As noted, while the Cassandra table expects something of the form (Int, String, Int)
, the wordCount DStream is of type DStream[(String, Int)]
, so for the call to saveToCassandra(...)
to work, we need a DStream
of type DStream[(Int, String, Int)]
.
The tricky part in this question is how to bring a local counter, that is by definition only known in the driver, up to the level of the DStream.

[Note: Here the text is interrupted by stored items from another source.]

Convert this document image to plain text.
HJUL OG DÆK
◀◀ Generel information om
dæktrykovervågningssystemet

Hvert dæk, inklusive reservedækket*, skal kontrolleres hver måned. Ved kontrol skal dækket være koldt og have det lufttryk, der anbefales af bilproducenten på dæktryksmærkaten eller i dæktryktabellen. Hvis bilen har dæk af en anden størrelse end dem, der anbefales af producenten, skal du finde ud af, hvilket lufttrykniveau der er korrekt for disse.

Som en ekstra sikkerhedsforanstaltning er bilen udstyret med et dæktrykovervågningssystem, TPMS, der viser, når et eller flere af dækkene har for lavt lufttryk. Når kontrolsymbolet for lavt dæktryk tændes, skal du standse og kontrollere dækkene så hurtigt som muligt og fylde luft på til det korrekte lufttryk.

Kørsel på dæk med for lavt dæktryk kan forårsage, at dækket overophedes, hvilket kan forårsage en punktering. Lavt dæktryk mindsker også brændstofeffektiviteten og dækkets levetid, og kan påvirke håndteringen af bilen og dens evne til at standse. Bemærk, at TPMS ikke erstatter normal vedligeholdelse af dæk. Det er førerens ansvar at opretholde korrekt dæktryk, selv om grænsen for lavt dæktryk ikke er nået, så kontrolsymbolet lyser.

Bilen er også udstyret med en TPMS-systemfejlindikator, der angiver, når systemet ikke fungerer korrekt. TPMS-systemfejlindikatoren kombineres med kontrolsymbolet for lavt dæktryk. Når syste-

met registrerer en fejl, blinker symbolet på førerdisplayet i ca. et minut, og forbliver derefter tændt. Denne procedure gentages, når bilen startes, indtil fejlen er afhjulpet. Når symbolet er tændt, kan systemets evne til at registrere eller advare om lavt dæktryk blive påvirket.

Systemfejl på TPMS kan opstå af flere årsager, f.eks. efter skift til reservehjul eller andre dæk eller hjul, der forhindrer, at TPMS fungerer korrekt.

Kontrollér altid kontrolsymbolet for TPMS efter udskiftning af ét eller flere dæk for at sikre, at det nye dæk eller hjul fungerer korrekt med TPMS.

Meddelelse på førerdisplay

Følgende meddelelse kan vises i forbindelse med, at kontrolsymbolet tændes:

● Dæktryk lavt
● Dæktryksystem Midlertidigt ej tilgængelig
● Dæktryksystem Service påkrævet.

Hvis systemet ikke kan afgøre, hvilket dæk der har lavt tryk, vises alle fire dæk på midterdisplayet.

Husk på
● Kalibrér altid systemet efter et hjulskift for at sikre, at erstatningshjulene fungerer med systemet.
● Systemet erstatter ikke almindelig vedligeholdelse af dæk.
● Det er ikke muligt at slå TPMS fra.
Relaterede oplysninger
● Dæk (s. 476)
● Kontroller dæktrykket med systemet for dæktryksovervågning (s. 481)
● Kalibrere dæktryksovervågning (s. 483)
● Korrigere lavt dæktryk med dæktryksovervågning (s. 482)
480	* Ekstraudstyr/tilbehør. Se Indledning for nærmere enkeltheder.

To do that, we need to do two things: "lift" the counter to a distributed level (in Spark, we mean "RDD" or "DataFrame") and join that value with the existing DStream
data.
Departing from the classic Streaming word count example:
// Split each line into words
val words = lines.flatMap(_.split(" "))
// Count each word in each batch
val pairs = words.map(word => (word, 1))
val wordCounts = pairs.reduceByKey(_ + _)
We add a local var to hold the count of the microbatches:
@transient var batchCount = 0
It's declared transient, so that Spark doesn't try to close over its value when we declare transformations that use it.
Now the tricky bit: Within the context of a DStream transform
ation, we make an RDD out of that single var
iable and join it with underlying RDD of the DStream using cartesian product:
val batchWordCounts = wordCounts.transform{ rdd =>
batchCount = batchCount + 1
val localCount = sparkContext.parallelize(Seq(batchCount))
rdd.cartesian(localCount).map{case ((word, count), batch) => (batch, word, count)}
}
(Note that a simple map
function would not work, as only the initial value of the var
iable would be captured and serialized. Therefore, it would look like the counter never increased when looking at the DStream data.
Finally, now that the data is in the right shape, save it to Cassandra:
batchWordCounts.saveToCassandra("keyspace", "wordcounts")